Data Pipeline

Use Data Pipeline to sync Stripe data to a data warehouse.

Data Pipeline is a no-code product that sends all your Stripe data to a variety of data storage destinations. This lets you centralise your Stripe data with other business data to help close your books and get more detailed business insights. If you have questions regarding support for your data destination, contact Stripe support.

With Data Pipeline, you can:

Automatically export your complete Stripe data in a fast and reliable manner.
Stop relying on third-party extract, transform, and load (ETL) pipelines or home-built API integrations.
Combine data from all your Stripe accounts into one data warehouse.
Integrate Stripe data with your other business data for more complete business insights.

Caution

Because of data localisation requirements, Stripe doesn’t offer Data Pipeline services to customers, businesses, or users in India.

Destination support

Stripe Data Pipeline supports two variations of destinations:

Data warehouses (Snowflake, Amazon Redshift)
- For data warehouse destinations, Stripe sends a data share to your data warehouse.
- After you accept the data share, you can access your core Stripe data in Snowflake or Amazon Redshift within 12 hours.
- After the initial load, your Stripe data refreshes regularly, delivering a full load of data every 3 hours.
Cloud storage (Google Cloud Storage, Azure Blob Storage, Amazon S3)
- For our cloud storage destinations, Stripe sends Parquet files directly to a cloud storage location you own.
- After the initial load, your Stripe data refreshes regularly, delivering a new full load of your data every 3 hours.

Database schemas

Your warehouse data is split into two database schemas based on the API mode you used to create the data.

Schema name	Description
`STRIPE`	Data populated from live mode
`STRIPE_TESTMODE`	Data populated from sandboxes and test mode

If you share data from multiple Stripe accounts with the same data warehouse, you can identify these separately. Every table has a merchant_id column, which allows you to filter the data by account.

Use Organisations to manage multiple data pipelines

If you use Organisations, you can see all of the accounts that are sharing data externally. You can :

Create a new data pipeline if you have the Super Administrator or Administrator roles.
Add an account to an existing data warehouse setup without extra verification.
Unsubscribe one or more accounts from a data pipeline.
Delete the pipeline setup.

If you remove an account from an organisation, your data share stops immediately for that account.

Combine proprietary and Stripe data

In some cases, you might want to combine information from your proprietary data with Stripe data. The following schema shows an orders table that lists data about an order for a company. This table doesn’t contain data regarding transaction fees or payouts because that data exists solely within Stripe.
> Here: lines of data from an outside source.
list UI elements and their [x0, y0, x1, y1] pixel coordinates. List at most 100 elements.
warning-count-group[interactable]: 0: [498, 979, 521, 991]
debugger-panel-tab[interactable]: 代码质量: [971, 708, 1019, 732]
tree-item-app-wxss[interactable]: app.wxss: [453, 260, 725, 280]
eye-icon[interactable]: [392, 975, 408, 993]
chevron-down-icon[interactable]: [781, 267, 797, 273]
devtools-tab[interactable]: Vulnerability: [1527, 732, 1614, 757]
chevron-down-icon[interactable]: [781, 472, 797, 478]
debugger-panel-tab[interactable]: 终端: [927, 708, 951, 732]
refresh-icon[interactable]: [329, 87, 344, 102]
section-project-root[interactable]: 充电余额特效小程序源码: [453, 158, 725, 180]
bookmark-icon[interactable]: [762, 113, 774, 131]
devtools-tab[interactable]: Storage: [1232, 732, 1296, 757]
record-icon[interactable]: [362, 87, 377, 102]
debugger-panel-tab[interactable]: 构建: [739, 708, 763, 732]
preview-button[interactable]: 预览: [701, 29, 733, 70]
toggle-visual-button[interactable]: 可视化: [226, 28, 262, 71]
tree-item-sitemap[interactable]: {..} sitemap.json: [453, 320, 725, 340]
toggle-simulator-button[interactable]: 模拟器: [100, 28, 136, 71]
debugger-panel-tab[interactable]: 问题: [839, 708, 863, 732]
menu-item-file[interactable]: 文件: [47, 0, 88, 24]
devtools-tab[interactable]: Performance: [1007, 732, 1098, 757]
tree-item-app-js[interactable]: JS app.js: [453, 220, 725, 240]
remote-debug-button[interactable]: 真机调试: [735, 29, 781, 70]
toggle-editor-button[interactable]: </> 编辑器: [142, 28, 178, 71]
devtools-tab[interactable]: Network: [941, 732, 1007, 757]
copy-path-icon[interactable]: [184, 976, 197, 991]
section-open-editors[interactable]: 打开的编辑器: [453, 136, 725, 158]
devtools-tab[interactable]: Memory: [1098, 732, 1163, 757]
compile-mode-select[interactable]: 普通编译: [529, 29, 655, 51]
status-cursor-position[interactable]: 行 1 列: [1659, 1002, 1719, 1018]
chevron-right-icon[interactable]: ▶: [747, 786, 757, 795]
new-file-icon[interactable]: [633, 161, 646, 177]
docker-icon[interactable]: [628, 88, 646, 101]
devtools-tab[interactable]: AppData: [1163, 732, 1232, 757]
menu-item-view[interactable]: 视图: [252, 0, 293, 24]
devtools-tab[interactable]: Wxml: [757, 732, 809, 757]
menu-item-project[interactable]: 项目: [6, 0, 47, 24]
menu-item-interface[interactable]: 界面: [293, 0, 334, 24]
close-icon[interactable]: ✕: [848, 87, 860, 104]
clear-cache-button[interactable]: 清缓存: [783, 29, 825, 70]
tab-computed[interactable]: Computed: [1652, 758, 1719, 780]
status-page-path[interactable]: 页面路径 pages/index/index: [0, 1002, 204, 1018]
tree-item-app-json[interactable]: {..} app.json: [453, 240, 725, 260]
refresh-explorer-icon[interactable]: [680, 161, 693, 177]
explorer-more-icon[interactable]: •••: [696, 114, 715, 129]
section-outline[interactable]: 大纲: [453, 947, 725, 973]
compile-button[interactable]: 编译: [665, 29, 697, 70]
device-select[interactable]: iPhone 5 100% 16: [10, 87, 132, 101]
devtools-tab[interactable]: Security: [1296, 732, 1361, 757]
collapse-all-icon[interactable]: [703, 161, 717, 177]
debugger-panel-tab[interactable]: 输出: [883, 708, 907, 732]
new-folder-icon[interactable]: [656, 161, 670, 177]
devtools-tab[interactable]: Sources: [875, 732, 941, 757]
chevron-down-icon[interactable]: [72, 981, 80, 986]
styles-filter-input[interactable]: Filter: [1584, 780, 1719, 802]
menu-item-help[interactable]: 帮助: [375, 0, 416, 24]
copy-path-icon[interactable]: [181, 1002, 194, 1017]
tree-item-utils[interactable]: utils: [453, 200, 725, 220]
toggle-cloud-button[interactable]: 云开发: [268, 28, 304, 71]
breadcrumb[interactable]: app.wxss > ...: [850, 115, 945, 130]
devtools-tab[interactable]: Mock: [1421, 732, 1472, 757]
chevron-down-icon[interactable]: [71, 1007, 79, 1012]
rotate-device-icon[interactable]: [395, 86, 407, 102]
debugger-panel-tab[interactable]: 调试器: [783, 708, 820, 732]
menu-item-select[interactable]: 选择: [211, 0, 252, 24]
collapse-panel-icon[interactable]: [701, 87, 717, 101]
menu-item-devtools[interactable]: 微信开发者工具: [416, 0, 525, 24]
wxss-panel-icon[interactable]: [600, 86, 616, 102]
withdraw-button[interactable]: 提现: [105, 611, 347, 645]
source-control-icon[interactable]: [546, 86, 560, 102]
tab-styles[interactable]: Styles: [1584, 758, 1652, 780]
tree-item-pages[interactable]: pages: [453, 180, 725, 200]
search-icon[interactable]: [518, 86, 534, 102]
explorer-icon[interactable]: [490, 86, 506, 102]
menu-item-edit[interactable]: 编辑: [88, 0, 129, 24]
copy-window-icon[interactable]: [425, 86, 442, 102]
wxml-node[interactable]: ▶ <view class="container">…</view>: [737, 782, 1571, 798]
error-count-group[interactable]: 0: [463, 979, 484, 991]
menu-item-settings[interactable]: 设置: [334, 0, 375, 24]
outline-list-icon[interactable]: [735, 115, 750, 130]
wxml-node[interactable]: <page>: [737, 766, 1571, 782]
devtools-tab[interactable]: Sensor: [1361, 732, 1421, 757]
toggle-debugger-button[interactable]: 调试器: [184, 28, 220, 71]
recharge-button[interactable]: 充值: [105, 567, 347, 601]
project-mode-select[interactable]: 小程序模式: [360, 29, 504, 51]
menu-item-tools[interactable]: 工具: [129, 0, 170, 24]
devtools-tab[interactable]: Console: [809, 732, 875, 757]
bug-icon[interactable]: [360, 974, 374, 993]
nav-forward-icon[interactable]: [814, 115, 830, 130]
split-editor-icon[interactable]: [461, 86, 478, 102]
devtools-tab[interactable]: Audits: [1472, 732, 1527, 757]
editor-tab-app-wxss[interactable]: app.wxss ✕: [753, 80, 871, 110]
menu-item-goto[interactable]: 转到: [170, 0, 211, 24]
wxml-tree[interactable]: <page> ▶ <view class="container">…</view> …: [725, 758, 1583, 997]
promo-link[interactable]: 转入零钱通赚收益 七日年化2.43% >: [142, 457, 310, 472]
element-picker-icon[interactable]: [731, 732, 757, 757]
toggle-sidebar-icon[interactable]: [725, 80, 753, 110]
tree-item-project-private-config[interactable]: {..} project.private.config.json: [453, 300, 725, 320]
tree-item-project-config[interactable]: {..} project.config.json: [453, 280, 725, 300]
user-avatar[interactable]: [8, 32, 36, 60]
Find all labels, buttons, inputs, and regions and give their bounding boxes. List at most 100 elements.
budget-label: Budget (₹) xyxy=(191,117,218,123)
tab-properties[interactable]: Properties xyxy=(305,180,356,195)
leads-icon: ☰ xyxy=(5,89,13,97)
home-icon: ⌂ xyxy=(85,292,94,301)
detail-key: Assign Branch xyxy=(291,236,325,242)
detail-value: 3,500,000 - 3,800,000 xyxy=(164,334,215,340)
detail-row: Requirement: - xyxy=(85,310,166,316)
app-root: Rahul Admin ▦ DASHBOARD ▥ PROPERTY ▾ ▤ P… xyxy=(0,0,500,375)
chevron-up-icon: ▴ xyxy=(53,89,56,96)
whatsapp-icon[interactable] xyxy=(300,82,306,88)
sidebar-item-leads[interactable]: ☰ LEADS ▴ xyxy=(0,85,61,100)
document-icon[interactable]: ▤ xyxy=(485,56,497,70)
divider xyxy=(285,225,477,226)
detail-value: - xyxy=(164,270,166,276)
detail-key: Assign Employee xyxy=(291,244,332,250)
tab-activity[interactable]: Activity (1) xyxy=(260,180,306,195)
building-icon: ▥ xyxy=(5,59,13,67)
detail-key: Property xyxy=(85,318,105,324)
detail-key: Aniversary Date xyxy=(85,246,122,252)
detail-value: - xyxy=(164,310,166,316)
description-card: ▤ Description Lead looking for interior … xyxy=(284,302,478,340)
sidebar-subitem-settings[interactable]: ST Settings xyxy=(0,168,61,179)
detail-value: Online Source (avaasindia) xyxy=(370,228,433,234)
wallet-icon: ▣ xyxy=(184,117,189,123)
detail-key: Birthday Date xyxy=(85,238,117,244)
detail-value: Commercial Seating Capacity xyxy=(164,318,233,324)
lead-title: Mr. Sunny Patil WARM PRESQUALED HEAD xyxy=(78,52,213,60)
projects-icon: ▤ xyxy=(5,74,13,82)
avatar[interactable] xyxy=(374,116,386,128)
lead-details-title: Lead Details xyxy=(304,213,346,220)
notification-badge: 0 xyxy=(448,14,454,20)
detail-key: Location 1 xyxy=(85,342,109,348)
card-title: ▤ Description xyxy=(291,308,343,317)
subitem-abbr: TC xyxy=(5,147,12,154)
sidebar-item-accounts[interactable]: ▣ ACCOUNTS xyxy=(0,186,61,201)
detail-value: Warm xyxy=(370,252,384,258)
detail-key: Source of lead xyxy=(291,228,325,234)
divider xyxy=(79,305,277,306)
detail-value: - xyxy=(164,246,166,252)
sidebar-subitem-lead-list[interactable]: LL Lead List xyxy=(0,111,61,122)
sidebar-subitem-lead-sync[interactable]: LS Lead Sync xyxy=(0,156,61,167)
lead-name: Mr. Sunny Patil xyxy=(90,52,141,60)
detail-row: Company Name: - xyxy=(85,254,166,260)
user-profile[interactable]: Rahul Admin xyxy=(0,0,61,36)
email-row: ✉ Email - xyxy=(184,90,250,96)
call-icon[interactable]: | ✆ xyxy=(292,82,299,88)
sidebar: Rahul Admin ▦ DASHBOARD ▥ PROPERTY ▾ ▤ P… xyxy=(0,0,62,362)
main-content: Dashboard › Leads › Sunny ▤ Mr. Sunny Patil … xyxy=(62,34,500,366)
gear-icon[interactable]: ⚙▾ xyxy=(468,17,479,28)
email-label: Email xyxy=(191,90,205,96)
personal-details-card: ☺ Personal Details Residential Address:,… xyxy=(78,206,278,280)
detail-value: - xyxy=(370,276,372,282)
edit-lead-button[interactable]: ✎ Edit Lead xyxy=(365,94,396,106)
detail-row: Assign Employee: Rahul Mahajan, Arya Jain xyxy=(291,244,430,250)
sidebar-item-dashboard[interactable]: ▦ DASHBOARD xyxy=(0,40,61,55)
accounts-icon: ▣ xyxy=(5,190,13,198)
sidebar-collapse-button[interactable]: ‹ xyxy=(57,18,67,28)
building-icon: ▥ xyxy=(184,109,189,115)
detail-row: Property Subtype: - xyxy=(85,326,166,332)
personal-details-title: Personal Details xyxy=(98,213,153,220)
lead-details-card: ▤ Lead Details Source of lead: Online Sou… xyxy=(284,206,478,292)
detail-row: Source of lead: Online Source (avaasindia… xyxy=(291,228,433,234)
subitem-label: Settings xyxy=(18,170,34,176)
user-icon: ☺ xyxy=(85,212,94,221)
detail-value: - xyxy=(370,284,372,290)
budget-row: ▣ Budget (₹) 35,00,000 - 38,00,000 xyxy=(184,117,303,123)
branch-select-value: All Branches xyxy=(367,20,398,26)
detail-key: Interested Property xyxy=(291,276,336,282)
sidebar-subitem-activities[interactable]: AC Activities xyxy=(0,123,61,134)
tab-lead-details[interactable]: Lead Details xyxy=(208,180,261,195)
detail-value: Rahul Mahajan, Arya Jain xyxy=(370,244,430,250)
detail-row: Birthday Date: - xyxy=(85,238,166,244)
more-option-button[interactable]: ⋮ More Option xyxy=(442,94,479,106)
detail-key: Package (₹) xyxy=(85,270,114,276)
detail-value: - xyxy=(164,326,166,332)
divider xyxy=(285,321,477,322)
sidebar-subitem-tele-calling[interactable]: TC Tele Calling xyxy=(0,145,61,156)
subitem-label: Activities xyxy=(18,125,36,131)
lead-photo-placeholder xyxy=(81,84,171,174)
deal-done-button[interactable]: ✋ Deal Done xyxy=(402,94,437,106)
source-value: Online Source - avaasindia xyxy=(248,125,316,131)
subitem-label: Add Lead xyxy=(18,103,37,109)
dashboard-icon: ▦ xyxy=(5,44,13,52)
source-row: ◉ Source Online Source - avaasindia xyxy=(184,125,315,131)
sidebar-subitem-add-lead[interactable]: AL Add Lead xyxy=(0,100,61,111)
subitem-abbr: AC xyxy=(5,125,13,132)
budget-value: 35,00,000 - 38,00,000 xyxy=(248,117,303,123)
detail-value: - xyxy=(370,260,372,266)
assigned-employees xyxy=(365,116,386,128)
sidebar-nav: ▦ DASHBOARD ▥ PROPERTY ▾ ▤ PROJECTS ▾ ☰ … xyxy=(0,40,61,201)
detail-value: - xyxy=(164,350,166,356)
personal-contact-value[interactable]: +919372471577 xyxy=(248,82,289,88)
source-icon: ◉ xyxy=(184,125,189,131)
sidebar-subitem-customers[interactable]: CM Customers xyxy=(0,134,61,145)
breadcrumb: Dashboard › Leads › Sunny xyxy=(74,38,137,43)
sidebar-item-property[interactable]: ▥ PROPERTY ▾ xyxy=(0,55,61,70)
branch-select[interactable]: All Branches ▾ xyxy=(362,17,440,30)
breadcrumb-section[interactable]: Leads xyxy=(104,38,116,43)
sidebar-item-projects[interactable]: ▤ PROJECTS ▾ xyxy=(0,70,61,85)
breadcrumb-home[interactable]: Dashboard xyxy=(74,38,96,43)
date	order_no	stripe_txn_no	customer_name	price	items
14/08/2025	1	bt_xcVXgHcBfi83m94	John Smith	5	1 book

In Stripe, the balance_transactions table contains the following information, but lacks proprietary data regarding customer names and items purchased:

id	amount	available_on	fee	net	automatic_transfer_id
bt_xcVXgHcBfi83m94	500	14/08/2025	50	450	po_rC4ocAkjGy8zl3j

To access your proprietary data alongside your Stripe data, combine the orders table with Stripe’s balance_transactions table:

select
  orders.date,
  orders.order_no,
  orders.stripe_txn_no,
  bts.amount,
  bts.fee,
  bts.automatic_transfer_id
from mycompany.orders join stripe.balance_transactions bts
on orders.stripe_txn_no = bts.id;

After it completes, the following information is available:

date	order_no	Stripe_txn_no	amount	fee	automatic_transfer_id
14/08/2025	1	bt_xcVXgHcBfi83m94	500	50	po_rC4ocAkjGy8zl3j

Datasets

You can see a list of available datasets under Datasets in the schema documentation.

Available datasets might vary by region, subject to local product availability and regulations. Data Pipeline separately shares each dataset, which contains one or more warehouse tables, as data becomes available. Data Pipeline updates some tables on different schedules based on the availability of new data. See data freshness for more information on available datasets and refresh schedules.

Sandbox support

You can use a sandbox, which is a risk-free environment, to test Data Pipeline functionality. With a sandbox, you can assess data synchronisation without affecting your live production data. During testing, any free trial of Data Pipeline remains unaffected, ensuring you’re never billed for sandbox activities.

To view sandbox data, access the TESTMODE schema, and filter by your specific sandbox merchant ID. This setup allows you to analyse your test data alongside your existing analytics without financial implications.

For more detailed guidance on setting up and managing sandboxes, see Sandboxes.

Turn off Data Pipeline

You can turn off Data Pipeline in the Dashboard by clicking Manage plan.